Gli En Declin riducono all’osso la formazione: Andrea (chitarra), Marco (batteria, programmazioni) e Maurizio (voce) pubblicano A Possible Human Drift Scenario suonando da soli e senza ulteriore apporto di strumentisti.
In altre parole, reinventano la band e la posizionano su nuove coordinate sonore, da un lato custodendo gelosamente quell’anima umbratile mista a contaminazioni progressive che li contraddistingue da sempre, dall’altro affiancandola a sonorità figlie di Puscifer, A Perfect Circle e Massive Attack. E questa dualità, questa tensione musicale riflette i testi e la struttura del disco, figlio di uno scontro tra due realtà – in estrema sintesi, potremmo definire del cambiamento/non cambiamento – che genera stallo e, se non superato, condurrebbe l’uomo alla deriva.
Sicché, a distanza di dieci anni dalla precedente uscita discografica, la nuova sfida targata En Declin si intitola A Possible Human Drift Scenario e uscirà il 13 settembre 2019 per la fidata compagna di avventure My Kingdom Music (distribuzione Goodfellas).
En Declin traccia per traccia
Si parte da un brano dialettico e introspettivo, ma con qualche aspetto pop, come It’s Time to Give it a Boot.
Serpeggia nel buio The Becoming, che segue con modi notturni e un po’ magici.
Atmosfere più pesanti e suoni quasi new wave per Gea, che irrobustisce il drumming. Si rimane in ambito mitologico con una più agile Caronte, elettronica fin dalle fondamenta ma capace di respiri molto vasti.
Sonorità pressoché nu metal e tempi irregolari per Undressed, che rivela meglio le originalità della band, anche nel cantato.
Con Mr. Lamb si declina verso lunghezze e languidezze post rock, con una significativa parte del testo cantata in italiano.
Clima malinconico ma più leggero quello di Das Eismeer, mentre The Average Man si presenta più essenziale nei tratti ma anche piuttosto serrata.

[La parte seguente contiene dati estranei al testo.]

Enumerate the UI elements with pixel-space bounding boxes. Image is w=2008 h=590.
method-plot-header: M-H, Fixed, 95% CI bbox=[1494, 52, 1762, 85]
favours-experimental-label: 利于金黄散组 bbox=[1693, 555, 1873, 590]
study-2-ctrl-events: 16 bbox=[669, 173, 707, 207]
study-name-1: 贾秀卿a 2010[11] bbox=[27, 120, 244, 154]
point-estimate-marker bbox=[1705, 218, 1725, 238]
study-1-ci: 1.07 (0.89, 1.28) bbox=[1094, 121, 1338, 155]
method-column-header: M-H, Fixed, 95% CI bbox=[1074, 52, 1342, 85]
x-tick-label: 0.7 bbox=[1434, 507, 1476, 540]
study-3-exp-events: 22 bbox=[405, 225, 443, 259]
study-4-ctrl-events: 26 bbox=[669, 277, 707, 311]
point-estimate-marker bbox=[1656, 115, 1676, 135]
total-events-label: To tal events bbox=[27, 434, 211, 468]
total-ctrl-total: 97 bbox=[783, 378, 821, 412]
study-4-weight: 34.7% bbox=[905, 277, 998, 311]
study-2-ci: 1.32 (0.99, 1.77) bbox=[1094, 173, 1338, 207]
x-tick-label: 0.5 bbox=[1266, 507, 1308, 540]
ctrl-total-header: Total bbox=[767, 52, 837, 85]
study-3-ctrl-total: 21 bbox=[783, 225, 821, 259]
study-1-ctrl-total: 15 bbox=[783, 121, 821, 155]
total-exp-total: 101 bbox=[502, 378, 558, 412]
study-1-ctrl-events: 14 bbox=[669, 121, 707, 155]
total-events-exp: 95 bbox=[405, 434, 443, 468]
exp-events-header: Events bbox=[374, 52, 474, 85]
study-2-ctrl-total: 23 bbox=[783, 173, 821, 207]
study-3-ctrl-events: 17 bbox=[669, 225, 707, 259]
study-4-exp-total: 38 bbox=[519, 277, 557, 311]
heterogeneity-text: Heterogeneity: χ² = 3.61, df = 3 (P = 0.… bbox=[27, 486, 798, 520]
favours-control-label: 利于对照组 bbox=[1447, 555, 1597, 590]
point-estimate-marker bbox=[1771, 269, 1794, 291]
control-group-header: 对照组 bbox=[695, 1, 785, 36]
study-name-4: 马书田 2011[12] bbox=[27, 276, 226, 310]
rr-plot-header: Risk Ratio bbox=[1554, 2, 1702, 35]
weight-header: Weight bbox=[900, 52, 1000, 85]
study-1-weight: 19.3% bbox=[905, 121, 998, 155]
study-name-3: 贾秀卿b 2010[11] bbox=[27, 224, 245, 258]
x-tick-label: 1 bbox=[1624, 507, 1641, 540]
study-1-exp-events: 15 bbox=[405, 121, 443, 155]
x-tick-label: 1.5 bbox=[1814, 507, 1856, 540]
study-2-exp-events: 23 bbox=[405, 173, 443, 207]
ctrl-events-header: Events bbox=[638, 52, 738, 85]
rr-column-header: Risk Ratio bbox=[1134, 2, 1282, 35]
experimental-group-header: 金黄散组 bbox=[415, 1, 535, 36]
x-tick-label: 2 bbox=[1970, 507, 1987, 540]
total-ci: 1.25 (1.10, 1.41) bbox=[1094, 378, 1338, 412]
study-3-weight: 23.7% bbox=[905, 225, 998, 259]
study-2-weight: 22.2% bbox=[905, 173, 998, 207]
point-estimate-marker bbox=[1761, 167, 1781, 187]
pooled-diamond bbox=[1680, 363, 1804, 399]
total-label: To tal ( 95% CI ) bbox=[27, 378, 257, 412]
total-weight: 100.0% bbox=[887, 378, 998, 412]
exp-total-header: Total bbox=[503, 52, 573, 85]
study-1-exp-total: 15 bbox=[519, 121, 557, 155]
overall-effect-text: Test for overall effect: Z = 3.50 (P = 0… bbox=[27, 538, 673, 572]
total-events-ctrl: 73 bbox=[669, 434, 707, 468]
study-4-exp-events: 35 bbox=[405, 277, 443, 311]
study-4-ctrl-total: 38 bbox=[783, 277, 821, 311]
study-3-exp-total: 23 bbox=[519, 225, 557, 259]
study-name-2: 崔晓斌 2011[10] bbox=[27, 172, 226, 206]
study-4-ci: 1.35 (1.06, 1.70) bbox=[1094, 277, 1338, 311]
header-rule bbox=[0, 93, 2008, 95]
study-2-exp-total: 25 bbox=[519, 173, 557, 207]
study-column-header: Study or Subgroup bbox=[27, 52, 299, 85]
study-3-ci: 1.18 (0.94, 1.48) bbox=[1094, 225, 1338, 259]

Social Legal Limbo ha risonanze profonde ed evocativo, nonché qualcosa dei Depeche Mode nell’attitudine, anche qui con brani cantati in italiano.
Si chiude con una decisamente curiosa cover: una versione acida di Another Day in Paradise, antico successo di qualcuno che sembrerebbe piuttosto lontano da modi e toni degli En Declin, Phil Collins.
Meno, a volte, è meglio: gli En Declin si compattano e pubblicano un disco omogeneo a livello sonoro ma anche convincente nella sua totalità. Le dieci tracce fanno trasparire ottime possibilità anche per la formazione più “slim” della band.